When the going gets tough, the tough attempt to make things tolerable.

I would be lying if I said I have hated every minute in Barcelona.

I would also be lying if I said this experience has been the greatest in my life so far.

This morning, I woke up to the sound of a man cutting sheet laminate with a circular saw about twenty feet below my window. At 8.45am. It was horrible – I spend the week waking up early to get to work and when the weekend comes around, my precious sleep has been snatched from me.

Safe to say, this morning, I hate Barcelona.

So, I wanted to follow on from yesterday’s post by writing about how I have made the harder parts of this experience a little more tolerable.

From staff at school, to lecturers at university, to previous YA students, the hype surrounding the Year Abroad (Capitalised, always) comes from all angles. Students who have done them shriek wildly, “OH MY GOD YOU’LL LITERAHLLY HAVE THE BEST YAR EVAR!” and people who have not claim, “like, I’m really f*cking jealous, mate, you get to bunk off uni for a whole yar.” But realistically, they’re pretty smug in the knowledge that they’re returning for another year in the hedonistic education institutions we call our universities.

Being force-fed this information made it doubly difficult to arrive here in Barcelona and spend a week and a half crying spontaneously while walking down the street, getting coffee, and my favourite place, on the Metro. I felt horrible because I felt like I shouldn’t be feeling that way, that I should love every minute and say yes to every opportunity.

But, as I am quickly realising, the Honeymoon Period for Third Year Abroaders is actually closer to myth than reality: I have not spoken to a single person here who has said that they have not had a difficult time settling in. So, I want to share my so-far-secrets that have helped me to get used to living here.

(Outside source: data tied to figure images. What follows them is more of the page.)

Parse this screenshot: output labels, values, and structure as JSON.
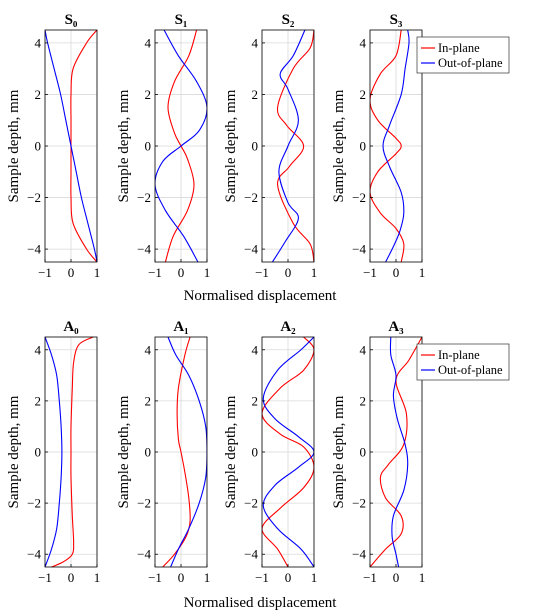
{
  "figure": {
    "xlabel": "Normalised displacement",
    "ylabel": "Sample depth, mm",
    "colors": {
      "in_plane": "#ff0000",
      "out_of_plane": "#0000ff",
      "grid": "#d9d9d9",
      "axis": "#000000"
    }
  },
  "legend": {
    "placement": "top-right of S3 and A3 panels",
    "entries": [
      {
        "name": "In-plane",
        "color": "#ff0000"
      },
      {
        "name": "Out-of-plane",
        "color": "#0000ff"
      }
    ]
  },
  "chart_data": [
    {
      "title": "S₀",
      "type": "line",
      "row": "S",
      "col": 0,
      "xlim": [
        -1,
        1
      ],
      "ylim": [
        -4.5,
        4.5
      ],
      "xticks": [
        -1,
        0,
        1
      ],
      "yticks": [
        -4,
        -2,
        0,
        2,
        4
      ],
      "grid": true,
      "legend": false,
      "series": [
        {
          "name": "In-plane",
          "color": "#ff0000",
          "x": [
            1.0,
            0.6,
            0.08,
            0.0,
            0.0,
            0.0,
            0.0,
            0.0,
            0.08,
            0.6,
            1.0
          ],
          "y": [
            4.5,
            4.0,
            3.0,
            2.0,
            1.0,
            0.0,
            -1.0,
            -2.0,
            -3.0,
            -4.0,
            -4.5
          ]
        },
        {
          "name": "Out-of-plane",
          "color": "#0000ff",
          "x": [
            -1.0,
            -0.9,
            -0.65,
            -0.4,
            -0.2,
            0.0,
            0.2,
            0.4,
            0.65,
            0.9,
            1.0
          ],
          "y": [
            4.5,
            4.0,
            3.0,
            2.0,
            1.0,
            0.0,
            -1.0,
            -2.0,
            -3.0,
            -4.0,
            -4.5
          ]
        }
      ]
    },
    {
      "title": "S₁",
      "type": "line",
      "row": "S",
      "col": 1,
      "xlim": [
        -1,
        1
      ],
      "ylim": [
        -4.5,
        4.5
      ],
      "xticks": [
        -1,
        0,
        1
      ],
      "yticks": [
        -4,
        -2,
        0,
        2,
        4
      ],
      "grid": true,
      "legend": false,
      "series": [
        {
          "name": "In-plane",
          "color": "#ff0000",
          "x": [
            0.6,
            0.3,
            -0.25,
            -0.5,
            -0.25,
            0.0,
            0.25,
            0.5,
            0.25,
            -0.3,
            -0.6
          ],
          "y": [
            4.5,
            3.5,
            2.5,
            1.5,
            0.5,
            0.0,
            -0.5,
            -1.5,
            -2.5,
            -3.5,
            -4.5
          ]
        },
        {
          "name": "Out-of-plane",
          "color": "#0000ff",
          "x": [
            -0.65,
            -0.1,
            0.6,
            1.0,
            0.7,
            0.0,
            -0.7,
            -1.0,
            -0.6,
            0.1,
            0.65
          ],
          "y": [
            4.5,
            3.5,
            2.5,
            1.5,
            0.6,
            0.0,
            -0.6,
            -1.5,
            -2.5,
            -3.5,
            -4.5
          ]
        }
      ]
    },
    {
      "title": "S₂",
      "type": "line",
      "row": "S",
      "col": 2,
      "xlim": [
        -1,
        1
      ],
      "ylim": [
        -4.5,
        4.5
      ],
      "xticks": [
        -1,
        0,
        1
      ],
      "yticks": [
        -4,
        -2,
        0,
        2,
        4
      ],
      "grid": true,
      "legend": false,
      "series": [
        {
          "name": "In-plane",
          "color": "#ff0000",
          "x": [
            1.0,
            0.85,
            0.2,
            -0.4,
            -0.05,
            0.6,
            0.05,
            -0.4,
            0.2,
            0.85,
            1.0
          ],
          "y": [
            4.5,
            3.8,
            3.0,
            1.5,
            0.8,
            0.0,
            -0.8,
            -1.5,
            -3.0,
            -3.8,
            -4.5
          ]
        },
        {
          "name": "Out-of-plane",
          "color": "#0000ff",
          "x": [
            0.65,
            0.2,
            -0.3,
            0.0,
            0.4,
            0.0,
            -0.35,
            0.0,
            0.4,
            -0.1,
            -0.6
          ],
          "y": [
            4.5,
            3.5,
            2.8,
            2.2,
            1.0,
            0.0,
            -1.0,
            -2.2,
            -2.8,
            -3.7,
            -4.5
          ]
        }
      ]
    },
    {
      "title": "S₃",
      "type": "line",
      "row": "S",
      "col": 3,
      "xlim": [
        -1,
        1
      ],
      "ylim": [
        -4.5,
        4.5
      ],
      "xticks": [
        -1,
        0,
        1
      ],
      "yticks": [
        -4,
        -2,
        0,
        2,
        4
      ],
      "grid": true,
      "legend": true,
      "series": [
        {
          "name": "In-plane",
          "color": "#ff0000",
          "x": [
            0.2,
            0.0,
            -0.6,
            -1.0,
            -0.7,
            0.0,
            0.2,
            0.0,
            -0.7,
            -1.0,
            -0.6,
            0.0,
            0.3,
            0.2
          ],
          "y": [
            4.5,
            3.5,
            2.8,
            1.8,
            1.0,
            0.3,
            0.0,
            -0.3,
            -1.0,
            -1.8,
            -2.6,
            -3.2,
            -3.8,
            -4.5
          ]
        },
        {
          "name": "Out-of-plane",
          "color": "#0000ff",
          "x": [
            0.45,
            0.5,
            0.35,
            0.2,
            -0.25,
            -0.5,
            -0.25,
            0.2,
            0.3,
            0.15,
            -0.1,
            -0.4
          ],
          "y": [
            4.5,
            4.0,
            3.0,
            2.0,
            0.8,
            0.0,
            -0.8,
            -1.8,
            -2.6,
            -3.3,
            -3.9,
            -4.5
          ]
        }
      ]
    },
    {
      "title": "A₀",
      "type": "line",
      "row": "A",
      "col": 0,
      "xlim": [
        -1,
        1
      ],
      "ylim": [
        -4.5,
        4.5
      ],
      "xticks": [
        -1,
        0,
        1
      ],
      "yticks": [
        -4,
        -2,
        0,
        2,
        4
      ],
      "grid": true,
      "legend": false,
      "series": [
        {
          "name": "In-plane",
          "color": "#ff0000",
          "x": [
            0.85,
            0.3,
            0.1,
            0.05,
            0.0,
            0.0,
            0.0,
            0.05,
            0.1,
            0.05,
            -0.3,
            -0.75
          ],
          "y": [
            4.5,
            4.2,
            3.5,
            2.5,
            1.0,
            0.0,
            -1.0,
            -2.5,
            -3.5,
            -4.0,
            -4.3,
            -4.5
          ]
        },
        {
          "name": "Out-of-plane",
          "color": "#0000ff",
          "x": [
            -1.0,
            -0.75,
            -0.55,
            -0.45,
            -0.38,
            -0.35,
            -0.38,
            -0.45,
            -0.55,
            -0.75,
            -1.0
          ],
          "y": [
            4.5,
            3.8,
            3.0,
            2.0,
            1.0,
            0.0,
            -1.0,
            -2.0,
            -3.0,
            -3.8,
            -4.5
          ]
        }
      ]
    },
    {
      "title": "A₁",
      "type": "line",
      "row": "A",
      "col": 1,
      "xlim": [
        -1,
        1
      ],
      "ylim": [
        -4.5,
        4.5
      ],
      "xticks": [
        -1,
        0,
        1
      ],
      "yticks": [
        -4,
        -2,
        0,
        2,
        4
      ],
      "grid": true,
      "legend": false,
      "series": [
        {
          "name": "In-plane",
          "color": "#ff0000",
          "x": [
            0.35,
            0.15,
            -0.1,
            -0.15,
            -0.1,
            0.0,
            0.15,
            0.3,
            0.35,
            0.2,
            -0.25,
            -0.7
          ],
          "y": [
            4.5,
            3.8,
            2.5,
            1.5,
            0.5,
            0.0,
            -0.8,
            -1.8,
            -2.7,
            -3.3,
            -4.0,
            -4.5
          ]
        },
        {
          "name": "Out-of-plane",
          "color": "#0000ff",
          "x": [
            -0.5,
            -0.2,
            0.3,
            0.7,
            0.95,
            1.0,
            0.95,
            0.7,
            0.3,
            -0.1,
            -0.4
          ],
          "y": [
            4.5,
            3.8,
            3.0,
            2.0,
            1.0,
            0.0,
            -1.0,
            -2.0,
            -3.0,
            -3.8,
            -4.5
          ]
        }
      ]
    },
    {
      "title": "A₂",
      "type": "line",
      "row": "A",
      "col": 2,
      "xlim": [
        -1,
        1
      ],
      "ylim": [
        -4.5,
        4.5
      ],
      "xticks": [
        -1,
        0,
        1
      ],
      "yticks": [
        -4,
        -2,
        0,
        2,
        4
      ],
      "grid": true,
      "legend": false,
      "series": [
        {
          "name": "In-plane",
          "color": "#ff0000",
          "x": [
            0.6,
            1.0,
            0.6,
            -0.3,
            -1.0,
            -0.3,
            0.6,
            1.0,
            0.6,
            -0.3,
            -1.0,
            -0.4,
            0.0
          ],
          "y": [
            4.5,
            4.0,
            3.2,
            2.5,
            1.5,
            0.7,
            0.2,
            -0.6,
            -1.4,
            -2.2,
            -3.0,
            -3.8,
            -4.5
          ]
        },
        {
          "name": "Out-of-plane",
          "color": "#0000ff",
          "x": [
            1.0,
            0.5,
            -0.4,
            -0.95,
            -0.5,
            0.4,
            1.0,
            0.4,
            -0.5,
            -0.95,
            -0.4,
            0.5,
            1.0
          ],
          "y": [
            4.5,
            4.0,
            3.2,
            2.1,
            1.3,
            0.6,
            0.0,
            -0.6,
            -1.3,
            -2.1,
            -3.0,
            -3.8,
            -4.5
          ]
        }
      ]
    },
    {
      "title": "A₃",
      "type": "line",
      "row": "A",
      "col": 3,
      "xlim": [
        -1,
        1
      ],
      "ylim": [
        -4.5,
        4.5
      ],
      "xticks": [
        -1,
        0,
        1
      ],
      "yticks": [
        -4,
        -2,
        0,
        2,
        4
      ],
      "grid": true,
      "legend": true,
      "series": [
        {
          "name": "In-plane",
          "color": "#ff0000",
          "x": [
            1.0,
            0.5,
            0.0,
            0.4,
            0.3,
            -0.3,
            -0.6,
            -0.4,
            0.2,
            0.2,
            -0.4,
            -1.0
          ],
          "y": [
            4.5,
            3.6,
            2.8,
            1.5,
            0.3,
            -0.5,
            -1.0,
            -1.8,
            -2.5,
            -3.2,
            -3.8,
            -4.5
          ]
        },
        {
          "name": "Out-of-plane",
          "color": "#0000ff",
          "x": [
            -0.2,
            -0.2,
            0.0,
            -0.1,
            0.05,
            0.35,
            0.45,
            0.3,
            -0.1,
            -0.15,
            0.0,
            0.1
          ],
          "y": [
            4.5,
            3.8,
            3.0,
            2.2,
            1.3,
            0.3,
            -0.5,
            -1.5,
            -2.5,
            -3.3,
            -4.0,
            -4.5
          ]
        }
      ]
    }
  ]
}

  1. Do NOT waste your time and energy beating yourself up for having English friends, listening to English music, and watching English TV. Having spent two and a half hours on Friday afternoon in a Production Meeting listening to non-stop, complex, boardroom French, I can safely say that everyone needs a language break.
  1. That said, capitalise on your connections and try and make as many friends as possible. While its also a great way to spend your time (rather than stalking the Paradise Disco photos, for example), it also makes it more likely for you to meet people that are happy to speak Spanish/French/Italian/German etc etc. Their housemates, boyfriends, aunts and uncles… The more friends, the more potential foreign contacts. Of course, everyone suggests dating a local is the real way to learn a language. (I’m working on it, don’t worry.)
  1. Spend your time outside. I work in an air-conditioned office for 40-45 hours a week, and all I want to do when I return home is slob on my bed and sleep. While this is all well and good, tiredness often = sadness and loneliness. When these feelings hit, I change out of work clothes, set a timer for 35 minutes, and walk in one direction. When the timer is done, I turn another direction for 20 minutes, then when that timer is done, I work out how to get home. It’s a great way to learn the city (and get lost) but it’s also endorphins = happiness. (Happy people just don’t shoot their husbands. They just don’t!)
  1. Try and replace crying with laughter when it gets really ridiculous – I had several moments like that during the stresses of house-hunting. Many people have similar experiences – everyone sees airless box rooms with mildew-y bathrooms, and everyone visits at least one (four, if you’re me) stunning flat they can’t afford. There was the time that did a six-floor walk-up with my 18kg suitcase for the landlord to tell me that the room wasn’t available until January. When I finally moved into my flat, I discovered that one of our two fridges didn’t work, and neither did the washing machine. I was regularly brought to tears by my situation. But – the difference between these experiences being dire and them being proper, formative experiences is attributable to the attitude you approach them with. You can’t be positive all the time, but attempt a brave face when circumstances get stupidly bad. Fake it ’til you make it, you know?
  1. Be kind to yourself. You might be in a foreign city and feeling like you need to take advantage of everything your new home town has to offer, but don’t be ashamed of saying ‘no’, of taking an early night, of preferring to be by yourself sometimes. Personally, after nine hours at work, the last thing I want to do is head out for a drink and attempt to be sociable, and I’m quickly learning that that’s okay: take care of yourself.